Hundreds of hidden nearby galaxies have been studied for the first time, shedding light on a mysterious gravitational anomaly dubbed the Great Attractor.

Despite being just 250 million light years from Earth [very close in astronomical terms] the new galaxies had been hidden from view until now by our own galaxy, the Milky Way.

Using CSIRO‘s Parkes radio telescope equipped with an innovative receiver, an international team of scientists were able to see through the stars and dust of the Milky Way, into a previously unexplored region of space.

The discovery may help to explain the Great Attractor region, which appears to be drawing the Milky Way and hundreds of thousands of other galaxies towards it with a gravitational force equivalent to a million billion Suns.

The team found 883 galaxies, a third of which had never been seen before.

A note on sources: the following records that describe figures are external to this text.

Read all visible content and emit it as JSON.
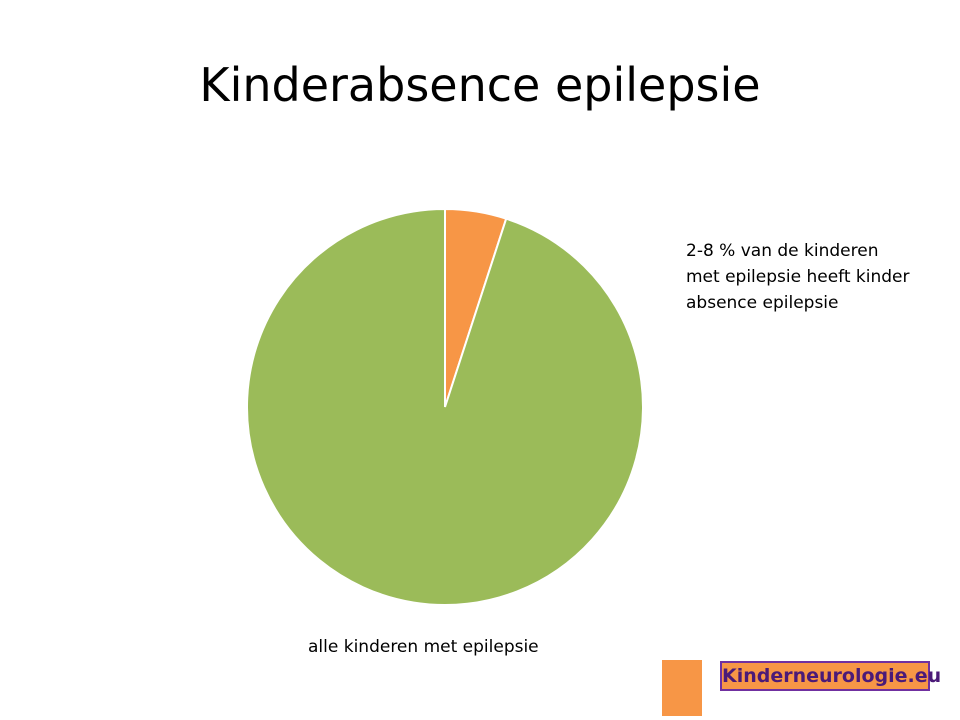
{
  "chart_data": {
    "type": "pie",
    "title": "Kinderabsence epilepsie",
    "categories": [
      "2-8 % van de kinderen met epilepsie heeft kinder absence epilepsie",
      "alle kinderen met epilepsie"
    ],
    "values": [
      5,
      95
    ],
    "colors": [
      "#f79646",
      "#9bbb59"
    ]
  },
  "logo": {
    "text": "Kinderneurologie.eu"
  }
}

The Milky Way is very beautiful of course and it’s very interesting to study our own galaxy but it completely blocks out the view of the more distant galaxies behind it.

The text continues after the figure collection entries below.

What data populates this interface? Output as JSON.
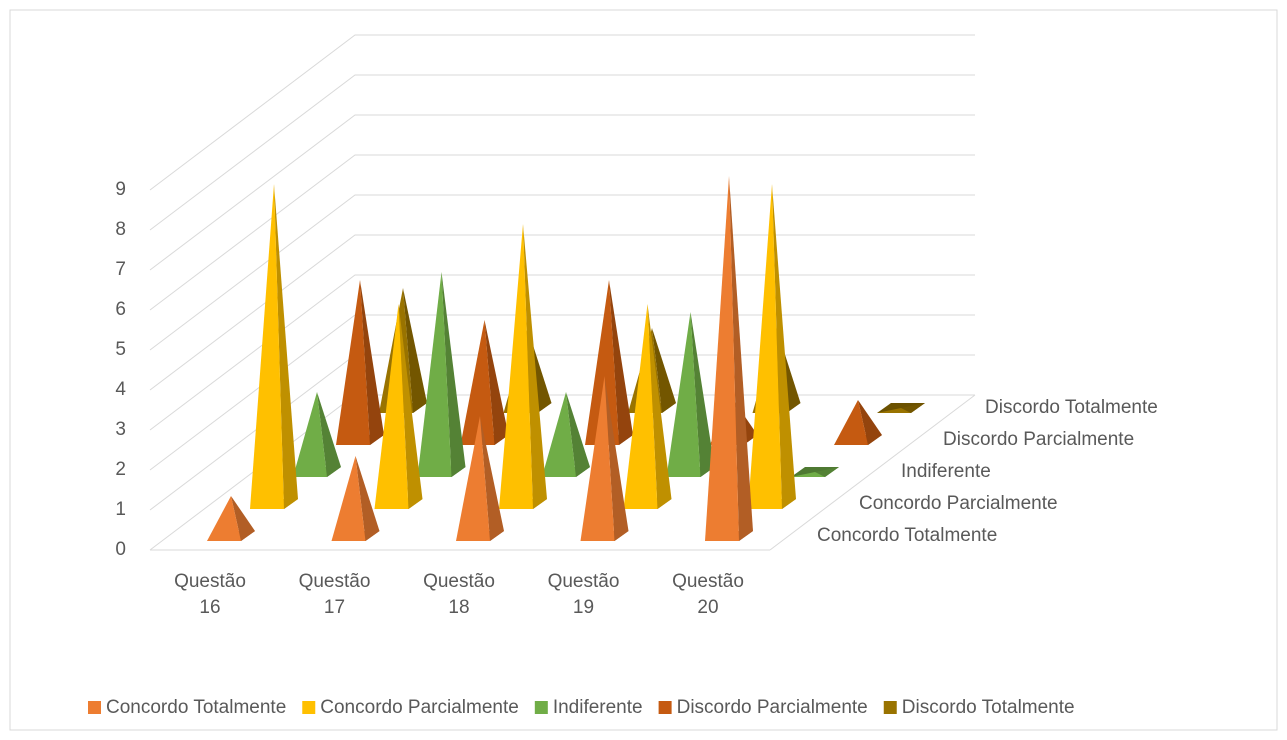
{
  "chart_data": {
    "type": "pyramid3d",
    "categories": [
      "Questão 16",
      "Questão 17",
      "Questão 18",
      "Questão 19",
      "Questão 20"
    ],
    "series": [
      {
        "name": "Concordo Totalmente",
        "color": "#ED7D31",
        "values": [
          1,
          2,
          3,
          4,
          9
        ]
      },
      {
        "name": "Concordo Parcialmente",
        "color": "#FFC000",
        "values": [
          8,
          5,
          7,
          5,
          8
        ]
      },
      {
        "name": "Indiferente",
        "color": "#70AD47",
        "values": [
          2,
          5,
          2,
          4,
          0
        ]
      },
      {
        "name": "Discordo Parcialmente",
        "color": "#C55A11",
        "values": [
          4,
          3,
          4,
          1,
          1
        ]
      },
      {
        "name": "Discordo Totalmente",
        "color": "#997300",
        "values": [
          3,
          2,
          2,
          2,
          0
        ]
      }
    ],
    "ylim": [
      0,
      9
    ],
    "yticks": [
      0,
      1,
      2,
      3,
      4,
      5,
      6,
      7,
      8,
      9
    ],
    "grid": true,
    "legend": "bottom"
  }
}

Scientists have been trying to get to the bottom of the mysterious Great Attractor since major deviations from universal expansion were first discovered in the 1970s and 1980s.

The research identified several new structures that could help to explain the movement of the Milky Way, including three galaxy concentrations (named NW1, NW2 and NW3) and two new clusters (named CW1 and CW2).

Astronomers have been trying to map the galaxy distribution hidden behind the Milky Way for decades.

What Is The Great Attractor?

There’s a strange place in the sky where everything is attracted. Our galaxy and other nearby galaxies are being pulled toward a specific region of space. It’s about 150 million light years away, and here is the best part. Scientists call it the Great Attractor.

Part of the reason the Great Attractor is so mysterious is that it happens to lie in a direction of the sky known as the “Zone of Avoidance”. This is in the general direction of the center of our galaxy, where there is so much gas and dust that we can’t see very far in the visible spectrum.

When evidence of the Great Attractor was first discovered in the 1970s, we had no way to see through the Zone of Avoidance. But while that region blocks much of the visible light from beyond, the gas and dust doesn’t block as much infrared and x-ray light.

As x-ray astronomy became more powerful, we could start to see objects within that region. What we found was a large supercluster of galaxies in the area of the Great Attractor, known as the Norma Cluster. It has a mass of about 1,000 trillion Suns. That’s thousands of galaxies.

While the Norma Cluster is massive, and local galaxies are moving toward it, it doesn’t explain the full motion of local galaxies.

The mass of the Great Attractor isn’t large enough to account for the pull. When we look at an even larger region of galaxies, we find that the local galaxies and the Great Attractor are moving toward something even larger. It’s known as the Shapley Supercluster. It contains more than 8000 galaxies and has a mass of more than ten million billion Suns. The Shapley Supercluster is, in fact, the most massive galaxy cluster within a billion light years, and we and every galaxy in our corner of the Universe are moving toward it.